My Lords, I shall accept that invitation. This is not a point that I have raised before and I do not expect the Minister to have an instant answer, but I make a plea. I would not have found the guidance had I not seen a reference to the date when it was published. Even then, it took me some time to navigate the GOV.UK website to find it, by which time I did not have very much time to look at it. There seemed to be no cross-reference to the number or title of the regulations, and I think the guidance may well cover more than just these regulations. I really think that that website could do with the uninitiated doing some mystery shopping on it.
I will certainly take that point back because, if the noble Baroness cannot find it, lesser mortals would really struggle.
In conclusion, the Government believe that the changes made in the 2016 regulations do not fundamentally change the legal position set out in the 2006 regulations and that the measures are proportionate. I hope with those words and with my explanation on the noble Lord’s questions, that he will feel free to withdraw his Motion.
I want to raise one or two points about what the Minister said. The response we have had from the Government is basically a repetition of what has been said in three letters from the same Minister, one of which I understand followed a meeting with the chairman of the Secondary Legislation Scrutiny Committee. I find it rather puzzling that the Government or the Home Office do not think it rather odd that, if their case is so persuasive and that in effect there has been no real change at all, they have been unable to persuade the Secondary Legislation Scrutiny Committee of that fact. Why does the Minister think that is the case? Could it not be that the Home Office has got it wrong and that it has been making changes?

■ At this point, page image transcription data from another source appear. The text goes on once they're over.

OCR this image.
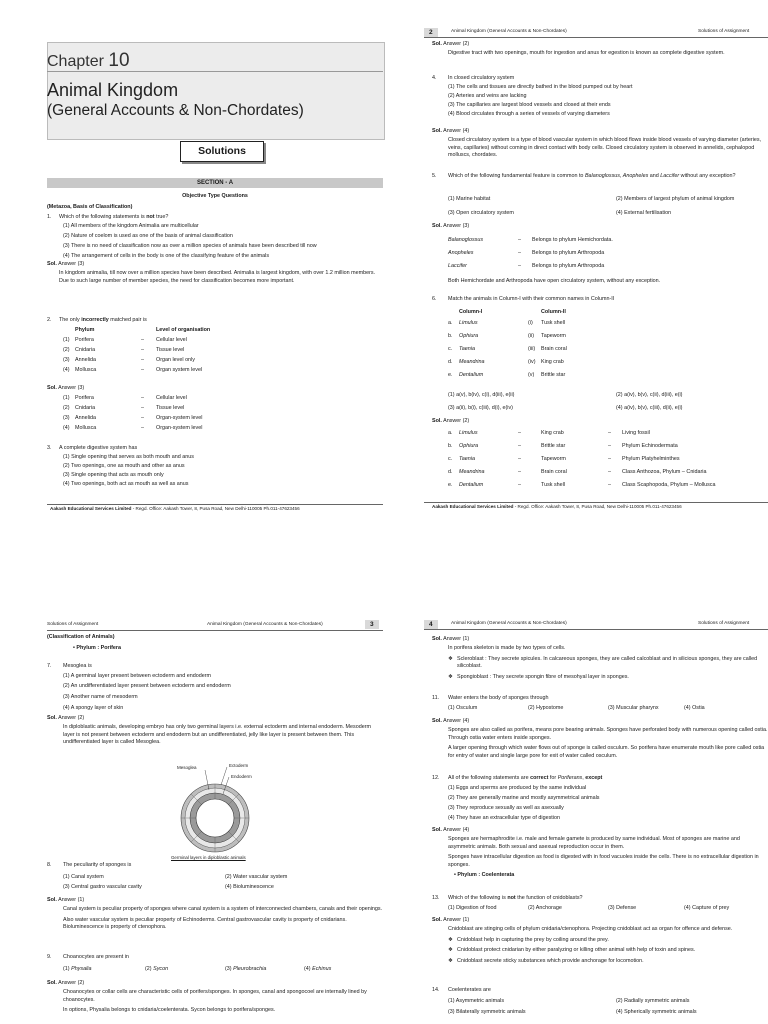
Chapter 10
Animal Kingdom
(General Accounts & Non-Chordates)
Solutions
SECTION - A
Objective Type Questions
(Metazoa, Basis of Classification)
1. Which of the following statements is not true?
(1) All members of the kingdom Animalia are multicellular
(2) Nature of coelom is used as one of the basis of animal classification
(3) There is no need of classification now as over a million species of animals have been described till now
(4) The arrangement of cells in the body is one of the classifying feature of the animals
Sol. Answer (3)

In kingdom animalia, till now over a million species have been described. Animalia is largest kingdom, with over 1.2 million members. Due to such large number of member species, the need for classification becomes more important.

2. The only incorrectly matched pair is
Phylum	Level of organisation
(1) Porifera	– Cellular level
(2) Cnidaria	– Tissue level
(3) Annelida	– Organ level only
(4) Mollusca	– Organ system level
Sol. Answer (3)
(1) Porifera	– Cellular level
(2) Cnidaria	– Tissue level
(3) Annelida	– Organ-system level
(4) Mollusca	– Organ-system level
3. A complete digestive system has
(1) Single opening that serves as both mouth and anus
(2) Two openings, one as mouth and other as anus
(3) Single opening that acts as mouth only
(4) Two openings, both act as mouth as well as anus
Aakash Educational Services Limited - Regd. Office: Aakash Tower, 8, Pusa Road, New Delhi-110005 Ph.011-47623456
2	Animal Kingdom (General Accounts & Non-Chordates)	Solutions of Assignment
Sol. Answer (2)

Digestive tract with two openings, mouth for ingestion and anus for egestion is known as complete digestive system.

4. In closed circulatory system
(1) The cells and tissues are directly bathed in the blood pumped out by heart
(2) Arteries and veins are lacking
(3) The capillaries are largest blood vessels and closed at their ends
(4) Blood circulates through a series of vessels of varying diameters
Sol. Answer (4)

Closed circulatory system is a type of blood vascular system in which blood flows inside blood vessels of varying diameter (arteries, veins, capillaries) without coming in direct contact with body cells. Closed circulatory system is observed in annelids, cephalopod molluscs, chordates.

5. Which of the following fundamental feature is common to Balanoglossus, Anopheles and Laccifer without any exception?
(1) Marine habitat	(2) Members of largest phylum of animal kingdom
(3) Open circulatory system	(4) External fertilisation
Sol. Answer (3)
Balanoglossus	– Belongs to phylum Hemichordata.
Anopheles	– Belongs to phylum Arthropoda
Laccifer	– Belongs to phylum Arthropoda
Both Hemichordate and Arthropoda have open circulatory system, without any exception.
6. Match the animals in Column-I with their common names in Column-II
Column-I	Column-II
a. Limulus	(i) Tusk shell
b. Ophiura	(ii) Tapeworm
c. Taenia	(iii) Brain coral
d. Meandrina	(iv) King crab
e. Dentalium	(v) Brittle star
(1) a(v), b(iv), c(i), d(iii), e(ii)	(2) a(iv), b(v), c(ii), d(iii), e(i)
(3) a(ii), b(i), c(iii), d(i), e(iv)	(4) a(iv), b(v), c(iii), d(ii), e(i)
Sol. Answer (2)
a. Limulus	–	King crab	– Living fossil
b. Ophiura	–	Brittle star	– Phylum Echinodermata
c. Taenia	–	Tapeworm	– Phylum Platyhelminthes
d. Meandrina	–	Brain coral	– Class Anthozoa, Phylum – Cnidaria
e. Dentalium	–	Tusk shell	– Class Scaphopoda, Phylum – Mollusca
Aakash Educational Services Limited - Regd. Office: Aakash Tower, 8, Pusa Road, New Delhi-110005 Ph.011-47623456
Solutions of Assignment	Animal Kingdom (General Accounts & Non-Chordates)	3
(Classification of Animals)
• Phylum : Porifera
7. Mesoglea is
(1) A germinal layer present between ectoderm and endoderm
(2) An undifferentiated layer present between ectoderm and endoderm
(3) Another name of mesoderm
(4) A spongy layer of skin
Sol. Answer (2)

In diploblastic animals, developing embryo has only two germinal layers i.e. external ectoderm and internal endoderm. Mesoderm layer is not present between ectoderm and endoderm but an undifferentiated, jelly like layer is present between them. This undifferentiated layer is called Mesoglea.

Mesoglea	Ectoderm
Endoderm
Germinal layers in diploblastic animals
8. The peculiarity of sponges is
(1) Canal system	(2) Water vascular system
(3) Central gastro vascular cavity	(4) Bioluminescence
Sol. Answer (1)

Canal system is peculiar property of sponges where canal system is a system of interconnected chambers, canals and their openings.

Also water vascular system is peculiar property of Echinoderms. Central gastrovascular cavity is property of cnidarians. Bioluminescence is property of ctenophora.

9. Choanocytes are present in
(1) Physalia	(2) Sycon	(3) Pleurobrachia	(4) Echinus
Sol. Answer (2)

Choanocytes or collar cells are characteristic cells of porifers/sponges. In sponges, canal and spongocoel are internally lined by choanocytes.

In options, Physalia belongs to cnidaria/coelenterata. Sycon belongs to porifera/sponges.

4	Animal Kingdom (General Accounts & Non-Chordates)	Solutions of Assignment
Sol. Answer (1)

In porifera skeleton is made by two types of cells.

❖ Scleroblast : They secrete spicules. In calcareous sponges, they are called calcoblast and in silicious sponges, they are called silicoblast.

❖ Spongioblast : They secrete spongin fibre of mesohyal layer in sponges.

11. Water enters the body of sponges through
(1) Osculum	(2) Hypostome	(3) Muscular pharynx	(4) Ostia
Sol. Answer (4)

Sponges are also called as porifera, means pore bearing animals. Sponges have perforated body with numerous opening called ostia. Through ostia water enters inside sponges.

A larger opening through which water flows out of sponge is called osculum. So porifera have enumerate mouth like pore called ostia for entry of water and single large pore for exit of water called osculum.

12. All of the following statements are correct for Poriferans, except
(1) Eggs and sperms are produced by the same individual
(2) They are generally marine and mostly asymmetrical animals
(3) They reproduce sexually as well as asexually
(4) They have an extracellular type of digestion
Sol. Answer (4)

Sponges are hermaphrodite i.e. male and female gamete is produced by same individual. Most of sponges are marine and asymmetric animals. Both sexual and asexual reproduction occur in them.

Sponges have intracellular digestion as food is digested with in food vacuoles inside the cells. There is no extracellular digestion in sponges.

• Phylum : Coelenterata

13. Which of the following is not the function of cnidoblasts?
(1) Digestion of food	(2) Anchorage	(3) Defense	(4) Capture of prey
Sol. Answer (1)

Cnidoblast are stinging cells of phylum cnidaria/ctenophora. Projecting cnidoblast act as organ for offence and defense.

❖ Cnidoblast help in capturing the prey by coiling around the prey.

❖ Cnidoblast protect cnidarian by either paralyzing or killing other animal with help of toxin and spines.

❖ Cnidoblast secrete sticky substances which provide anchorage for locomotion.

14. Coelenterates are
(1) Asymmetric animals	(2) Radially symmetric animals
(3) Bilaterally symmetric animals	(4) Spherically symmetric animals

I noticed in her reply at one stage the Minister said, “We have made some changes”. Did the Home Office ever think that maybe it is wrong and that the Secondary Legislation Scrutiny Committee is right? If we are at a stage where, after a report like this from the Secondary Legislation Scrutiny Committee, the Minister in the department concerned is still prepared to stand at the Dispatch Box when challenged and say, in effect, the scrutiny committee has it wrong and we have it right, it makes you wonder what kind of esteem the Secondary Legislation Scrutiny Committee is held in by the Home Office.
I wonder whether the Home Office is seeking to make any arrangements to offer to meet the committee to talk through this issue of whether there have been significant changes or not, and whether the committee is justified in the really quite serious criticism that it has made. I have not heard anything from the Minister to suggest that the department is willing to offer to discuss this with the committee as a whole.
My Lords, as a Member of your Lordships’ House, I believe that the scrutiny committees of both Houses should be taken equally seriously. I will take back the point made by the noble Lord about the Home Office engaging with the committee.
On the date of the guidance, I do not think that I can provide any further information at this point. On the length of the document, as I have said, the list would be quite exhaustive. However, I can provide the noble Lord with further detail in writing on all of these points in due course, if that is acceptable to him.
I thank the Minister for her reply and for being willing to respond to the points that I have raised by writing subsequently. I thank her too for her comments about the relationship between the Home Office and the Secondary Legislation Scrutiny Committee. Perhaps I may make it clear that I was not put up here by the committee to say that perhaps there might be a meeting or at least some method of talking things through, so I hope that I have not put my foot in it on behalf of the committee and that its members would welcome such a meeting, just as the Minister would.
Again, I thank the noble Baroness. I have attempted to put across the concerns of the committee, which I have to say that I agree with, and I am grateful to her for her response. I beg leave to withdraw the Motion.